Further, this argument seems to me to assume that theft and injustice are legitimate when used to get a system started. The labor unions used this principle to justify their violence, murders, riots, and insurrections in the thirties: they were just putting their new system into operation. This is also the Communists' principle. Massacres are justified because they produce Utopia. What was Paul's remark about those who say, Let us do evil that good may come?
But Mr. Hankin seems embarrassed at Scriptural references, and argues that Paul in II Cor. 12:14 did not mean what he said but inadvertently used a colloquial expression of that day. Paul, we remember, also quoted a Stoic poet, but he did so because the Stoic had told the truth. Nor does Paul's command that parents should lay up riches for their children rather than lay up debts for their children conflict with the duty of children to take care of their parents when through disaster they are left penniless. Maybe New Dealers have recently become conscious of moral obligations toward the aged (though I interpret it more as a grab for power and an attempt to establish socialism), yet Christian have recognized these obligations in all ages. It is not something new as Mr. Hankin says. Mr. Hankin's fallacy consists in inferring from the fact that something should be done, the erroneous conclusion that the government should do it. Apparently he would crush all private enterprise and philanthropy.

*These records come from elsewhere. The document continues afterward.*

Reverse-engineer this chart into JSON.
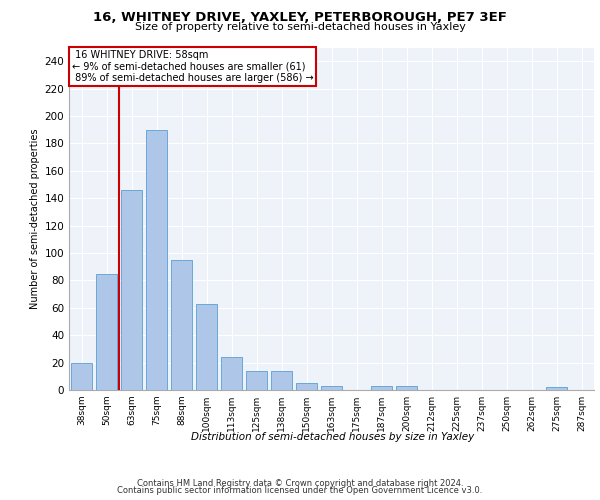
{
  "title1": "16, WHITNEY DRIVE, YAXLEY, PETERBOROUGH, PE7 3EF",
  "title2": "Size of property relative to semi-detached houses in Yaxley",
  "xlabel": "Distribution of semi-detached houses by size in Yaxley",
  "ylabel": "Number of semi-detached properties",
  "categories": [
    "38sqm",
    "50sqm",
    "63sqm",
    "75sqm",
    "88sqm",
    "100sqm",
    "113sqm",
    "125sqm",
    "138sqm",
    "150sqm",
    "163sqm",
    "175sqm",
    "187sqm",
    "200sqm",
    "212sqm",
    "225sqm",
    "237sqm",
    "250sqm",
    "262sqm",
    "275sqm",
    "287sqm"
  ],
  "values": [
    20,
    85,
    146,
    190,
    95,
    63,
    24,
    14,
    14,
    5,
    3,
    0,
    3,
    3,
    0,
    0,
    0,
    0,
    0,
    2,
    0
  ],
  "bar_color": "#aec6e8",
  "bar_edge_color": "#5a9fd4",
  "vline_x": 1.5,
  "vline_label": "16 WHITNEY DRIVE: 58sqm",
  "smaller_pct": "9% of semi-detached houses are smaller (61)",
  "larger_pct": "89% of semi-detached houses are larger (586)",
  "annotation_box_color": "#ffffff",
  "annotation_box_edgecolor": "#cc0000",
  "vline_color": "#cc0000",
  "ylim": [
    0,
    250
  ],
  "yticks": [
    0,
    20,
    40,
    60,
    80,
    100,
    120,
    140,
    160,
    180,
    200,
    220,
    240
  ],
  "footer1": "Contains HM Land Registry data © Crown copyright and database right 2024.",
  "footer2": "Contains public sector information licensed under the Open Government Licence v3.0.",
  "background_color": "#eef2f9",
  "grid_color": "#ffffff"
}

Mr. Hankin new the beginning of his article complains that if what I said is correct, the United States is in a bad way - as if the certainty that the United States could not possibly be in a bad way refutes my contention. But we surely are in a bad way. For interest readers I recommend, To Comminism Via Majority Vote, by Admiral Ben Moreell; The T. V. A. Idea, by Dean Russell; Economics in One Lesson, by Henry Hazlitt; Planned Chaos, by Ludwig von Mises. And beyond these one can try Spengler, Toynbee, Hayek, Sorokin, and the Bible.